The study was recently published in the American Journal of Hospice & Palliative Medicine.

It’s important for physicians and others on a patient’s care team to have conversations that address that person’s values and goals, including what to do if his or her illness is no longer treatable, says Seuli Bose-Brill, MD, the study’s senior author and an Ohio State Wexner Medical Center primary care physician who specializes in internal medicine and pediatrics.

“These study results really support the idea that earlier is better for documenting these wishes. Those who had advance care planning notes in their health records six months or more before a hospital trip were significantly less likely to be admitted,” Prater says.

Specifically, the researchers looked at the “problem list” on the medical record—an easy-to-spot synopsis of that person’s health status. When advance care planning was noted there more than six months before the final month of life, hospitalization was least likely.

Previous studies have found that only 13% to 44% of terminally ill patients have documentation of advance care planning in their EHRs and that the location and ease of finding that documentation is inconsistent.

In times of crisis, hospice patients often are not in a position to advocate their own priorities and family members can be unsure, afraid, or in disagreement about those wishes, complicating matters. When the medical team can easily see in the EHR that the patient has documented his or her wishes, it eases their ability to act in the patient’s best interest, Bose-Brill says.

“I think everyone in medicine is aware that we need to do a better job documenting end-of-life wishes, but as a nation we haven’t figured out how best to do that,” she says.

Prater says this study could prompt discussions within medical practices and hospitals about how to consistently discuss and document advance care planning for patients.

“It’s important to make this part of the process, to look for ways to make sure that these conversations are happening consistently, early, and often, even though they are complex and difficult conversations to have,” Prater says.

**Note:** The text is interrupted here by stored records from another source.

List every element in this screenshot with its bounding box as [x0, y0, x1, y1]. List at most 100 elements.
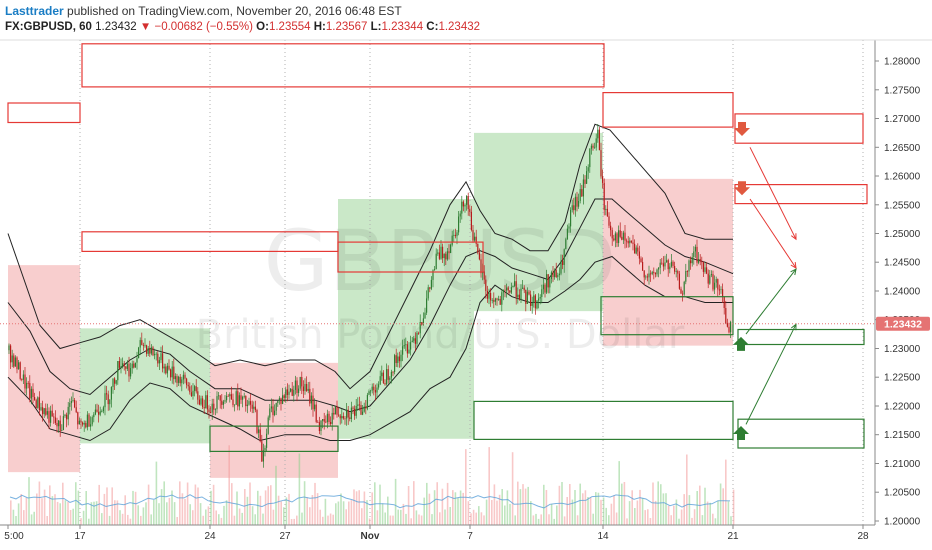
volume-bar: [223, 505, 225, 525]
candle-body: [512, 285, 514, 288]
volume-bar: [579, 483, 581, 525]
volume-bar: [72, 508, 74, 525]
volume-bar: [478, 506, 480, 525]
candle-body: [694, 246, 696, 252]
candle-body: [34, 397, 36, 401]
candle-body: [323, 419, 325, 422]
candle-body: [504, 289, 506, 291]
volume-bar: [670, 515, 672, 525]
volume-bar: [582, 493, 584, 525]
volume-bar: [192, 510, 194, 525]
candle-body: [82, 422, 84, 425]
candle-body: [40, 407, 42, 411]
volume-bar: [111, 487, 113, 525]
candle-body: [390, 371, 392, 378]
volume-bar: [688, 495, 691, 525]
candle-body: [349, 417, 351, 419]
candle-body: [429, 287, 431, 289]
volume-bar: [418, 514, 420, 525]
volume-bar: [433, 490, 436, 525]
volume-bar: [517, 481, 519, 525]
volume-bar: [288, 493, 290, 525]
candle-body: [459, 213, 461, 217]
y-tick-label: 1.24000: [884, 287, 921, 298]
candle-body: [232, 399, 234, 406]
volume-bar: [64, 500, 67, 525]
candle-body: [488, 292, 490, 299]
candle-body: [451, 235, 453, 245]
volume-bar: [493, 484, 496, 525]
volume-bar: [589, 497, 592, 525]
x-axis[interactable]: 5:00 17 24 27 Nov 7 14 21 28: [4, 525, 869, 542]
candle-body: [464, 204, 466, 207]
candle-body: [189, 386, 191, 393]
volume-bar: [465, 449, 467, 525]
symbol-label[interactable]: FX:GBPUSD, 60: [5, 21, 92, 33]
high-label: H:: [313, 21, 326, 33]
volume-bar: [566, 497, 568, 525]
candle-body: [322, 419, 324, 421]
resistance-box-0: [7, 102, 81, 124]
volume-bar: [602, 497, 605, 525]
candle-body: [206, 395, 208, 410]
volume-bar: [363, 491, 366, 525]
volume-bar: [584, 490, 587, 525]
candle-body: [22, 374, 24, 380]
candle-body: [597, 129, 599, 139]
y-tick-label: 1.25000: [884, 229, 921, 240]
candle-body: [446, 251, 448, 260]
volume-bar: [392, 515, 394, 525]
author-link[interactable]: Lasttrader: [5, 4, 64, 18]
candle-body: [626, 240, 628, 242]
candle-body: [227, 395, 229, 397]
candle-body: [560, 261, 562, 274]
candle-body: [402, 346, 404, 355]
projection-arrowhead-icon: [790, 268, 797, 276]
candle-body: [709, 275, 711, 284]
volume-bar: [332, 514, 334, 525]
candle-body: [221, 400, 223, 405]
candle-body: [360, 405, 362, 415]
candle-body: [158, 360, 160, 364]
candle-body: [664, 262, 666, 267]
volume-bar: [244, 489, 246, 525]
candle-body: [338, 414, 340, 416]
candle-body: [14, 357, 16, 367]
candle-body: [354, 408, 356, 416]
volume-bar: [145, 502, 147, 525]
volume-bar: [483, 515, 485, 525]
x-tick-label: Nov: [361, 531, 380, 542]
volume-bar: [270, 485, 272, 525]
close-value: 1.23432: [438, 21, 481, 33]
candle-body: [466, 196, 468, 205]
x-tick-label: 14: [597, 531, 609, 542]
x-tick-label: 17: [74, 531, 86, 542]
volume-bar: [727, 501, 730, 525]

And the topic shouldn’t only come up when transitioning to hospice, Bose-Brill says, because that is a time that can be particularly fraught with emotion and grief and not always the best opportunity to broach the subject.

“The earlier we start this process, the more it normalizes it,” she says.

“There are so many opportunities to explore these issues that patients and families are grappling with and we in health care need to not absolve ourselves of our responsibility to talk about these things.”